Na manhã de 11/6 (4ª-feira), equipe desta FOLHA (à frente o jornalista e contato publicitário Diego Ribeiro Dias) esteve em Santana do Deserto/município de Rio Doce para ouvir dos moradores as reivindicações e os problemas enfrentados nestes quase 10 anos de rompimento da Barragem de Fundão, em Mariana (*).

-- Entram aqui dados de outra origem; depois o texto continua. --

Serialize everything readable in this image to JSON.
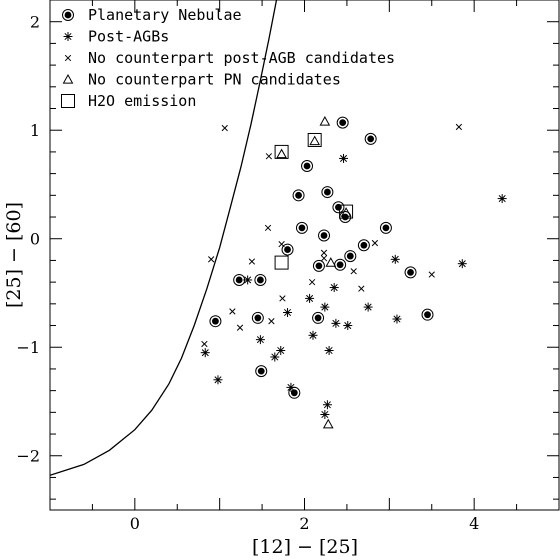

Raimundo Ribeiro Filho, 66 anos, trabalhador rural e líder da Associação de Moradores da Comunidade Santana do Deserto, resumiu os problemas com os quais os moradores convivem:
“Nosso sentimento é de tristeza. A comunidade está sofrendo até hoje, nos sentimos desamparados. Não temos a vida digna que tínhamos antes do rompimento da barragem. Perdemos a expectativa de uma vida digna. Nós, moradores de Santana do Deserto, sentimos que estamos abandonados, totalmente desassistidos, e não tivemos a reparação que merecemos. Há moradores que entraram em depressão, crianças com problemas de vista por conta da poeira e dos resíduos que surgem com a passagem de caminhões pesados. E pior: há moradores que sequer foram indenizados com moradia digna. Há casas com rachaduras, condenadas. É um sofrimento que não acaba. Não nos ouvem.”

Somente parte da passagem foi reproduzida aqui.